Quest mode is where things get pretty quirky. Your boss, the soul-crusher of a man mentioned on the first page, tasks you with a completely random set of challenges, grading you after each one and changing your score to reflect it. The challenges themselves run the gamut from capturing a certain animal 20 times, capturing each animal only once, moving a special flashing tile to the bottom of the screen, and so on. Most take an equal

amount of skill and luck to complete the challenge as quickly as possible, as the boss man is quite possibly one of the most temperamental jerks I've seen on the DS's bottom screen. When you perform a task to his satisfaction, he might be so generous as to double or triple your score, but dawdling too long on a difficult challenge can invoke his ire and cut your score by seventy percent, which is just as painful as it sounds.

Getting the highest score in Quest mode can be pretty difficult, as you can imagine, especially when you encounter one of the more difficult challenges right before you've completed the required ten. And then you lose seventy-percent of your score. The tears shall flow. You'll likely than scamper back to Time Attack mode, which provides the best of what Zoo Keeper has to offer in a fairly small and speedy portion. Ignoring the allure of getting the highest score in each mode, I'd argue that Time Attack is probably the most fun experience the title offers for a gamer on the go, especially if enjoy the challenge of conquering on an old high score in such a relatively small amount of time.

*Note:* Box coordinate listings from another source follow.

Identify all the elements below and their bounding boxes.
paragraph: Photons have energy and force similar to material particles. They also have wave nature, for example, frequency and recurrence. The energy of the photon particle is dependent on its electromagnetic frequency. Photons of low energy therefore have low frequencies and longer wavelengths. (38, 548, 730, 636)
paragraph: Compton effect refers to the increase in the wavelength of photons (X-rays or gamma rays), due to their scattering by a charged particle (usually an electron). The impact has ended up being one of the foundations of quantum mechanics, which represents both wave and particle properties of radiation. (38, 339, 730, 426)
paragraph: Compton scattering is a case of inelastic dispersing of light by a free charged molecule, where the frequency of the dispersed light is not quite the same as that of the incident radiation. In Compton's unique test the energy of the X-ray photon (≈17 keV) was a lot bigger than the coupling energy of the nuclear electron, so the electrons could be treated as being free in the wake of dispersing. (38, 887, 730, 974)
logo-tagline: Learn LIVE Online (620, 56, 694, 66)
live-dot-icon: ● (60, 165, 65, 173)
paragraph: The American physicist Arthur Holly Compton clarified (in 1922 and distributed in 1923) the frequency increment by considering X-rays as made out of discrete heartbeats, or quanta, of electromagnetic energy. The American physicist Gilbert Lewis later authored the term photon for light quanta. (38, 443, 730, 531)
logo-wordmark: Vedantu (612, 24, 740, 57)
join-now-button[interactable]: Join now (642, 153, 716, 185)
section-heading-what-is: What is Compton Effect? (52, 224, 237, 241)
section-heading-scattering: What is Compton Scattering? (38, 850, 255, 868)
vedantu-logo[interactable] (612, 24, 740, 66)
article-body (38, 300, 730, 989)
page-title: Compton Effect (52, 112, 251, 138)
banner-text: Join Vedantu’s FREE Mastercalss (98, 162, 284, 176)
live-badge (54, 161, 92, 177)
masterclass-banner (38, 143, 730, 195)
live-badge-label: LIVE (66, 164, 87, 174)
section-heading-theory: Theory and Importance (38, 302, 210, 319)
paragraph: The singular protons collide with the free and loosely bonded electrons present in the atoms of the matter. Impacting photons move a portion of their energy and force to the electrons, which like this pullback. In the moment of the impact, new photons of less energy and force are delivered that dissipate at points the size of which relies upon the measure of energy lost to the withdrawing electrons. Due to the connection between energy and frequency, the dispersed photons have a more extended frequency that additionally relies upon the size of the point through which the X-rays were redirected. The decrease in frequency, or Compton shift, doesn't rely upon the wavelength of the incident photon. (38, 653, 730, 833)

But earning the highest score in each of the game's four central modes isn't completely necessary unless you intend to unlock the Super Hard difficulty, which isn't so much more difficult than regular Hard mode as it is more profitable. Playing on Super Hard is the best way to rack up super high scores, so keep that in mind if you're interested in the beating the game as thoroughly as possible. I'd argue that sticking with the original three choices -- Easy, Normal, and Hard -- can still provide ample entertainment for most gamers, though the option to achieve some fairly astronomical scores is there for anyone who wants it.